Toy Stories: Play Therapy for Children with ADHD
Play therapy — used to treat ADHD, trauma, or other childhood difficulties — allows kids to express themselves in a language all their own.
Play is the “language of childhood.” Watch a child play, and you’ll see her express a variety of emotions, acting out fanciful scenarios. You almost see her “trying on” different kinds of expression.
Play therapy taps into this intuitive childhood language, helping children develop greater self-esteem. It empowers them to cope with their problems — from ADHD challenges to traumatic events to damaged relationships. When parents play along, the parent-child bond improves.
For my seven-year-old daughter and me, play therapy healed our relationship. When she was three, she and I started butting heads, and it got worse over time. I couldn’t understand why this pint-sized individual drove me to madness. However, once she was diagnosed with ADHD, her behaviors — impulsivity, incessant arguing, temper tantrums — started to make sense. I understood why my firm approach to her misbehaviors made things worse.
Even with this new understanding, we needed something else to improve our relationship — and we found it in play therapy. When I met play therapist Pam Mitchell, LCSW, in Salt Lake City, I expected her to “fix” my child. Several sessions later, we had something more profound — a healed relationship and the tools to help us keep it that way.
The ABCs of Play Therapy
Play therapy is founded on the premise that play is a natural way for a child to express herself. If play is a child’s language, toys are her words. Research by the UK Society for Play and Creative Arts Therapies suggests that 74 to 83 percent of children who participate in play therapy show a positive change. Another study, a meta-analysis of 93 studies on play therapy, showed that the approach is an effective intervention for a range of children’s problems. What’s more, research indicates that children whose parents practice play therapy at home, in addition to working with a therapist, derive more benefits than those who “play” with a therapist alone.
An astute play therapist observes and interacts with a child as he plays, picking up on social cues and mirroring the child’s emotions. The therapist helps a child express himself when he doesn’t know how to articulate what’s troubling him. Play therapy does for children what a good, long talk with a therapist or trusted friend does for adults. A child uses his imagination to achieve the outcomes that we get through talking.
As we watch our children play, we have a front-row seat to their inner thoughts, struggles, motivations, and feelings. When we learn their “language,” we can relate to our children on a deeper, more empathetic level.

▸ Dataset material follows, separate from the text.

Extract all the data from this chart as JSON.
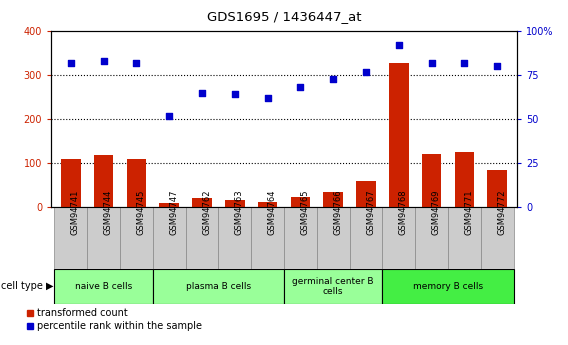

The therapist plays alongside the child in the play therapy room. She doesn’t guide the child, but follows him. This non-directed play allows a child to explore challenges or feelings at his own comfort level. It’s important to let the child define the play. If a child picks up a tiger and calls it an elephant, the therapist goes with that. It’s not about teaching; it’s about letting the child use the toys to express himself.
If a child or family member has recently experienced a traumatic illness or injury, the child may choose to play with doctor toys. The therapist knows that the child is playing as a way of relating to his experiences, but she won’t call attention to that right away.
“We won’t say to a child, ‘Oh, remember how you were hurt,'” Mitchell says. “There are many ways to mirror what the child is doing. One might say, ‘Oh, your baby has an ‘owie’ on her arm. Look how sweet you’re being with that baby. Look how you can heal. It might feel good if everything could get fixed.’ Or the therapist may take the perspective of the hurt doll, voicing baby’s feelings.” The play therapist makes educated guesses as to what the child is expressing, and the child will let the therapist know if she’s on the right track.
Play therapy works because it validates the child’s feelings. Through the therapist’s facial expressions and words, she mirrors the emotion she believes the child is expressing. This type of therapy is useful in boosting a child’s self-esteem by overcoming shame. Giving a child permission to express himself freely in a play therapy room, and having his feelings mirrored back, allows a child to gain confidence in who he is, ADHD diagnosis and all.
Taking It Home
I lost my ability to play when I was a teen, so I was skeptical about playing with my daughter at home. But I found it simple and not at all intimidating. In play therapy, I follow my daughter’s lead. She chooses which toy to play with and how, and I ask to be involved. Typically, she’ll hand me a toy and tell me what to do with it. If I don’t know what to do next, I ask. She tells me.
“As the parent follows the child’s lead,” says Mitchell, “it shows the child that her parent gets what she’s feeling, cares about it, and wants to understand.” In addition to playing, I now set aside time to tell stories with my daughter, a practice that play therapy reminded us that we both love.
After we stopped formal play therapy sessions, a new challenge arose in our relationship. Without the tools I learned from play therapy, we’d still be trying to resolve things. But I knew what to do. I set aside time each night to spend with my daughter. As I let her guide our play and storytelling, the challenge became smaller. It never went away, but it did shrink. She and I didn’t get angry with each other, and the situation didn’t get worse. In my parenting book, I would call that success.